Who Wants to Go Hunting in the Blue Hills?

Your chance to go deer hunting may come in December.

Great Blue Hill by Doc Searls via Flickr Creative Commons

Great Blue Hill by Doc Searls via Flickr Creative Commons

Deer have become such a problem on Blue Hills Reservation that the Department of Conservation and Recreation is seriously considering opening the 6,000-acre reservation to hunters for a brief period in December.

The Patriot Ledger is reporting that DCR wants to open the area to 240 deer hunters (no, not that kind you weirdo) to help cull the out of control herd. The deer have become such a nuisance in the areas around the reservation that they are now spreading disease and damaging the forest.

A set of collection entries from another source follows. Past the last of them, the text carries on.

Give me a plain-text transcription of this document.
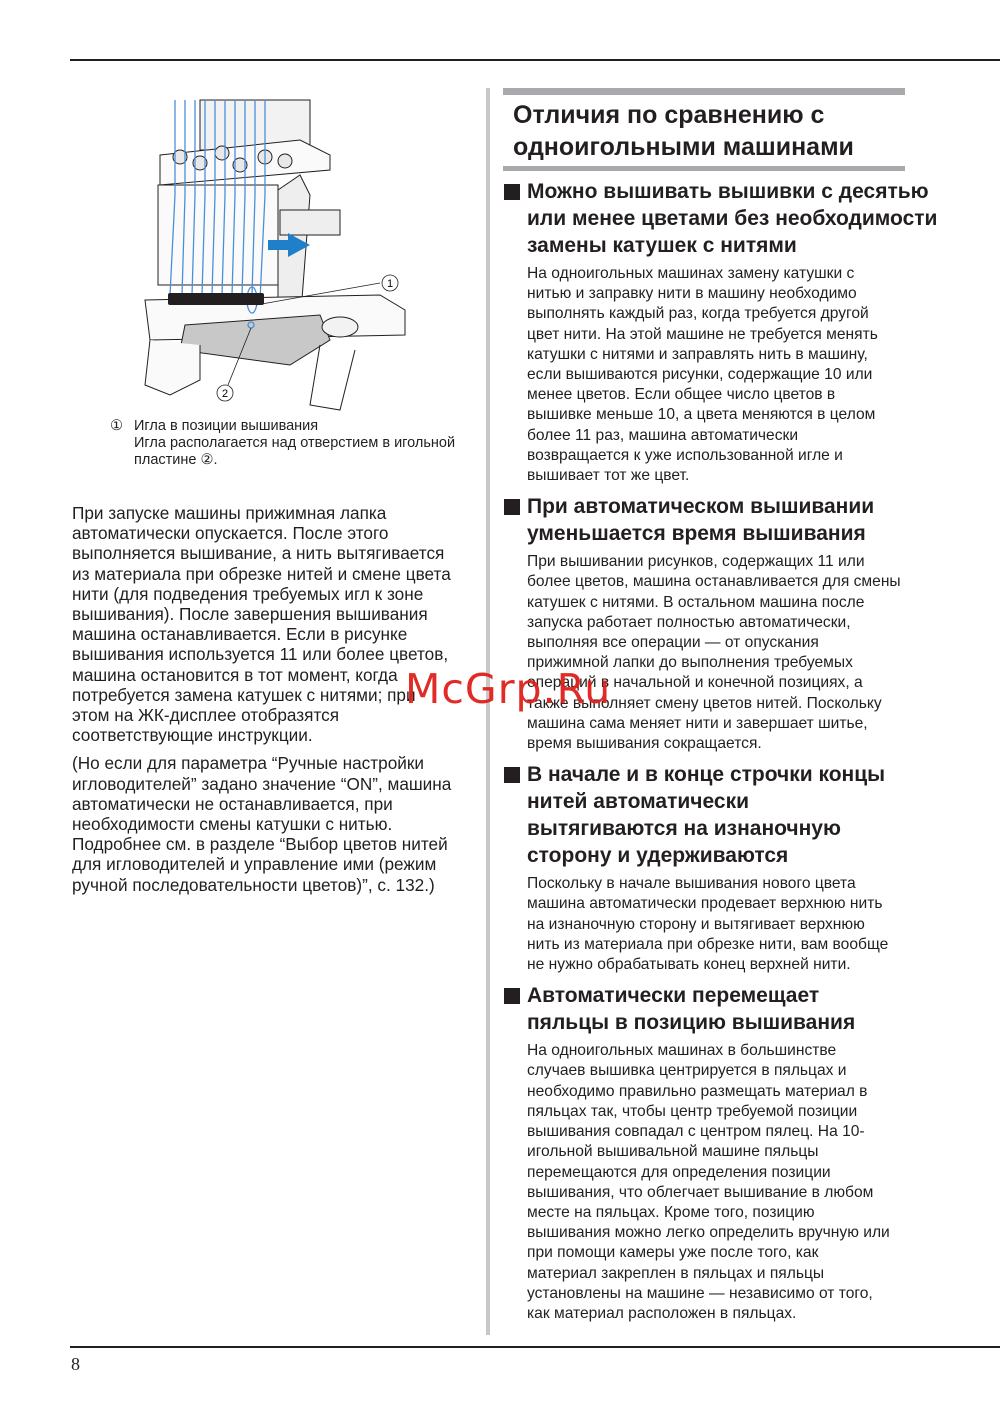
1
2
① Игла в позиции вышивания
Игла располагается над отверстием в игольной
пластине ②.
При запуске машины прижимная лапка
автоматически опускается. После этого
выполняется вышивание, а нить вытягивается
из материала при обрезке нитей и смене цвета
нити (для подведения требуемых игл к зоне
вышивания). После завершения вышивания
машина останавливается. Если в рисунке
вышивания используется 11 или более цветов,
машина остановится в тот момент, когда
потребуется замена катушек с нитями; при
этом на ЖК-дисплее отобразятся
соответствующие инструкции.
(Но если для параметра “Ручные настройки
игловодителей” задано значение “ON”, машина
автоматически не останавливается, при
необходимости смены катушки с нитью.
Подробнее см. в разделе “Выбор цветов нитей
для игловодителей и управление ими (режим
ручной последовательности цветов)”, с. 132.)
Отличия по сравнению с
одноигольными машинами
Можно вышивать вышивки с десятью
или менее цветами без необходимости
замены катушек с нитями
На одноигольных машинах замену катушки с
нитью и заправку нити в машину необходимо
выполнять каждый раз, когда требуется другой
цвет нити. На этой машине не требуется менять
катушки с нитями и заправлять нить в машину,
если вышиваются рисунки, содержащие 10 или
менее цветов. Если общее число цветов в
вышивке меньше 10, а цвета меняются в целом
более 11 раз, машина автоматически
возвращается к уже использованной игле и
вышивает тот же цвет.
При автоматическом вышивании
уменьшается время вышивания
При вышивании рисунков, содержащих 11 или
более цветов, машина останавливается для смены
катушек с нитями. В остальном машина после
запуска работает полностью автоматически,
выполняя все операции — от опускания
прижимной лапки до выполнения требуемых
операций в начальной и конечной позициях, а
также выполняет смену цветов нитей. Поскольку
машина сама меняет нити и завершает шитье,
время вышивания сокращается.
В начале и в конце строчки концы
нитей автоматически
вытягиваются на изнаночную
сторону и удерживаются
Поскольку в начале вышивания нового цвета
машина автоматически продевает верхнюю нить
на изнаночную сторону и вытягивает верхнюю
нить из материала при обрезке нити, вам вообще
не нужно обрабатывать конец верхней нити.
Автоматически перемещает
пяльцы в позицию вышивания
На одноигольных машинах в большинстве
случаев вышивка центрируется в пяльцах и
необходимо правильно размещать материал в
пяльцах так, чтобы центр требуемой позиции
вышивания совпадал с центром пялец. На 10-
игольной вышивальной машине пяльцы
перемещаются для определения позиции
вышивания, что облегчает вышивание в любом
месте на пяльцах. Кроме того, позицию
вышивания можно легко определить вручную или
при помощи камеры уже после того, как
материал закреплен в пяльцах и пяльцы
установлены на машине — независимо от того,
как материал расположен в пяльцах.
McGrp.Ru
8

The hunting season is not set in stone though as the plan to open up the park to hunters has to go through several public meetings before it definitely happens.

If the state approves of a controlled hunting period, it will be the first time there has been legal hunting on Blue Hills Reservation since it at least 1893, the year the state acquired it and converted it into a recreational space.

There are so many Bambis and Rudolphs running wild in the Blue Hills that there are approximately 85 deer per square mile, a density that is far beyond the state’s recommend level of 6-18.

State Senator Brian Joyce described the situation to the Ledger as “growing to a crisis level.”

Now anyone with fears of a bunch of Duck Dynasty wannabes overrunning Blue Hills with tree stands and high power hunting rifles needs to calm right down. The hunting rules limit prospective hunters to shotguns armed with just slugs. Cleetus, the wannabe commando is not going to be roaming the woods of Quincy and Milton anytime soon.

A similar proposal around the Quabbin Reservoir was implemented in the 1990s to address the large deer population. What separates this hunting proposal from others on state land is the close proximity to population centers. Shooting deer by the Quabbin is not the same as shooting deer at a place that is often overrun by hikers and outdoorsy types that could not make their way to New Hampshire or Western Mass. that particular day.